As I coped with the loss of my grandfather, his story played over and over again in my mind. I considered the providers who had seen him in his last weeks of life and wondered if I was guilty of the same behaviors. Reflecting on my own experience, I recognized that the great volume of patients and the increasing burden of administrative tasks have a tendency to shift our focus away from the bedside. I considered my role as chief surgical resident on call, quickly scurrying from stretcher to stretcher in the emergency room. I thought of the countless patients I had seen with circumstances similar to my grandfather’s. I remembered evaluating a 93-year-old woman with a large bowel obstruction. Just as I began to address her goals of care, the harsh chime of my pager cut through the air: “red trauma, ETA 5 minutes.” I worried that I would be forced to focus solely on her chief complaint in the limited time that remained. Doing so would afford me little time to have a more meaningful discussion. Would I too miss the opportunity to dig deeper? How many of my future patients would suffer due to similar constraints?

After my grandfather’s death, a colleague pointed out the “whole person care” movement. Often acknowledged in the context of palliative care, “whole person care” recognizes the dichotomy that exists between curing and healing, focusing primarily on the relief of suffering. Whole person care is slowly gaining momentum across the United States, with “whole person” clinics cropping up in places like California and North Carolina. Before becoming a physician, I would have been surprised to find that not all clinicians practice “whole person care.” With its promise of healing and curing, shouldn’t we all be “whole person”-oriented?

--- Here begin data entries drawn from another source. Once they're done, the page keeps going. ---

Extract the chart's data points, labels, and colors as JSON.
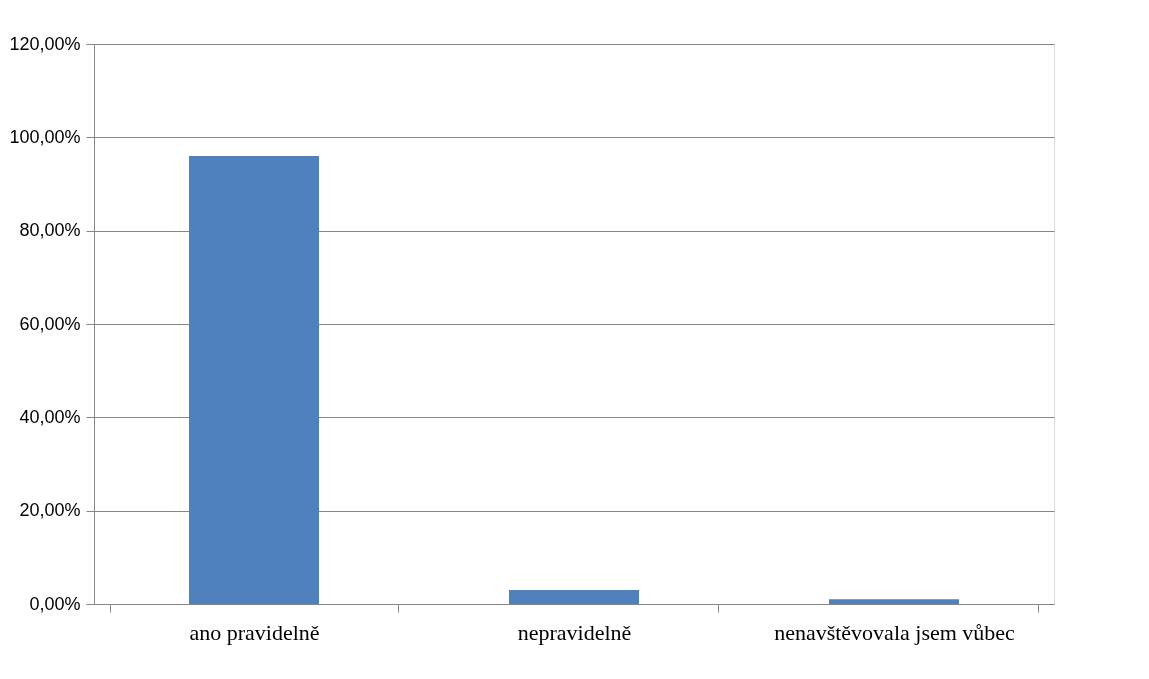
{
  "chart_data": {
    "type": "bar",
    "categories": [
      "ano pravidelně",
      "nepravidelně",
      "nenavštěvovala jsem vůbec"
    ],
    "values": [
      96,
      3,
      1
    ],
    "color": "#4f81bd",
    "ylim": [
      0,
      120
    ],
    "yticks": [
      {
        "value": 0,
        "label": "0,00%"
      },
      {
        "value": 20,
        "label": "20,00%"
      },
      {
        "value": 40,
        "label": "40,00%"
      },
      {
        "value": 60,
        "label": "60,00%"
      },
      {
        "value": 80,
        "label": "80,00%"
      },
      {
        "value": 100,
        "label": "100,00%"
      },
      {
        "value": 120,
        "label": "120,00%"
      }
    ],
    "grid": "y"
  }
}
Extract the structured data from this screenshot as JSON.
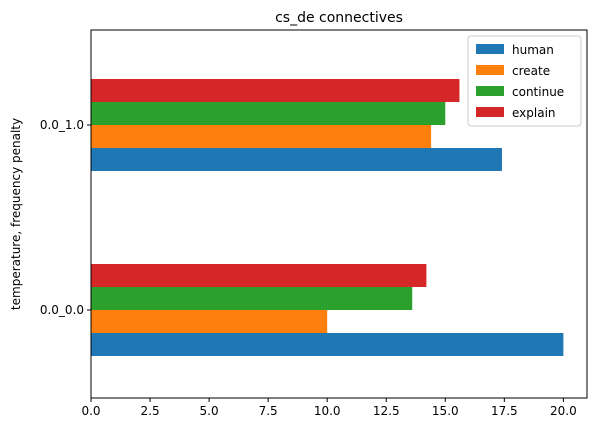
{
  "chart_data": {
    "type": "bar",
    "orientation": "horizontal",
    "title": "cs_de connectives",
    "xlabel": "",
    "ylabel": "temperature, frequency penalty",
    "categories": [
      "0.0_0.0",
      "0.0_1.0"
    ],
    "series": [
      {
        "name": "human",
        "color": "#1f77b4",
        "values": [
          20.0,
          17.4
        ]
      },
      {
        "name": "create",
        "color": "#ff7f0e",
        "values": [
          10.0,
          14.4
        ]
      },
      {
        "name": "continue",
        "color": "#2ca02c",
        "values": [
          13.6,
          15.0
        ]
      },
      {
        "name": "explain",
        "color": "#d62728",
        "values": [
          14.2,
          15.6
        ]
      }
    ],
    "xlim": [
      0,
      21
    ],
    "xticks": [
      0.0,
      2.5,
      5.0,
      7.5,
      10.0,
      12.5,
      15.0,
      17.5,
      20.0
    ],
    "xtick_labels": [
      "0.0",
      "2.5",
      "5.0",
      "7.5",
      "10.0",
      "12.5",
      "15.0",
      "17.5",
      "20.0"
    ],
    "grid": false,
    "legend_position": "top-right"
  }
}
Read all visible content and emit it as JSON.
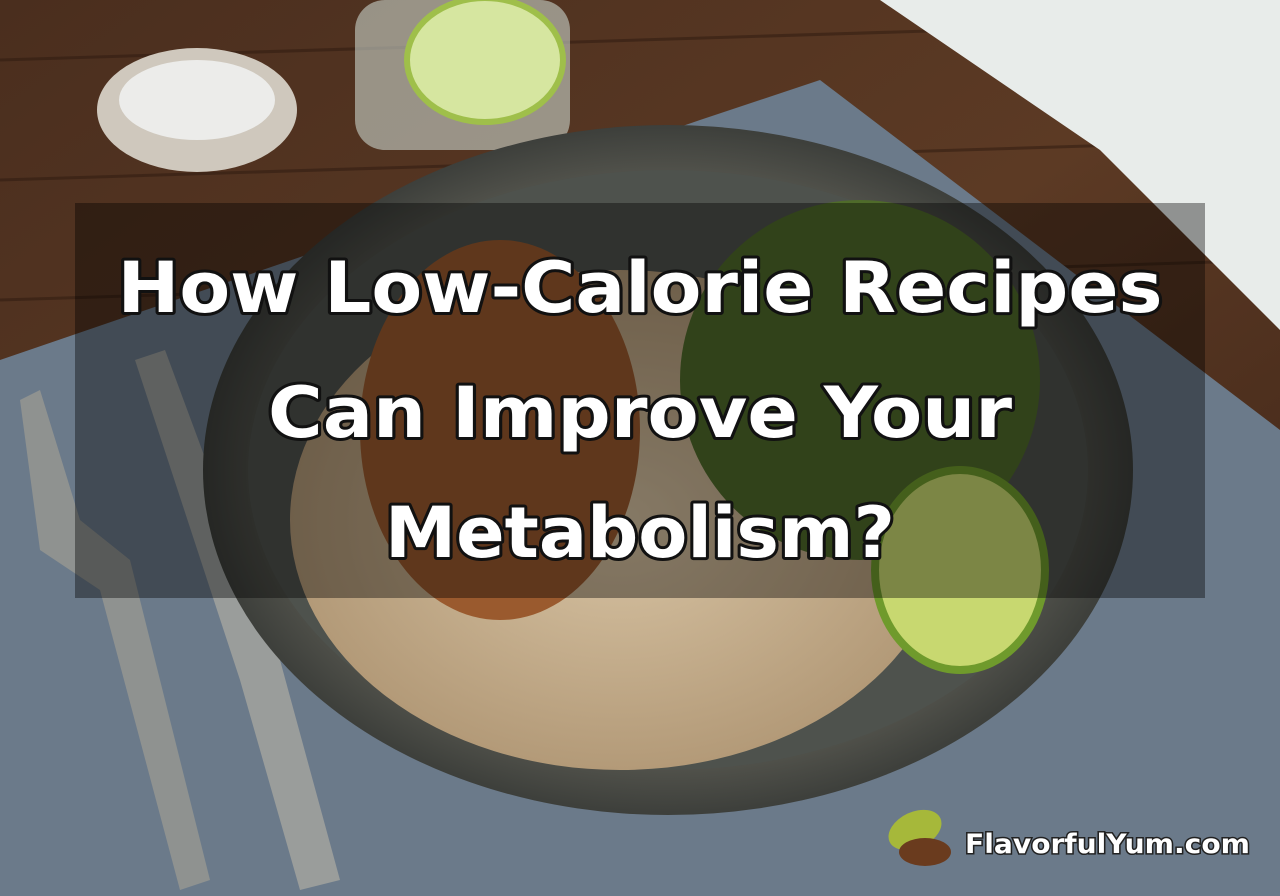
{
  "title": {
    "lines": [
      "How Low-Calorie Recipes",
      "Can Improve Your",
      "Metabolism?"
    ]
  },
  "watermark": "FlavorfulYum.com"
}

We must not think of ourselves as system-specific clinicians. Gastroenterologists, cardiologists, allergists, and general surgeons: We all treat the whole patient. We must avoid tunnel vision at all costs.

I like to imagine an alternate scenario for the end of my grandfather’s life. One in which he sat down with an internist, who patiently listened as he voiced concerns about the worsening pain in his shoulder and who took note of his frailty. One in which the radiologist called his cardiologist to ensure she had also seen the diffuse lymphadenopathy and considered it as she developed her differential diagnosis. One in which the TAVR was postponed prior to oncology consultation. One in which the oncologist had meaningful discussions regarding goals of care and palliation. One in which he declined chemotherapy and radiation, which was not consistent with his life goals, in favor of comfort. A future in which he would have died at home with hospice care, surrounded by the family members who loved him.

This article was written with Dr. Scarlet’s mother, Susan Scarlet.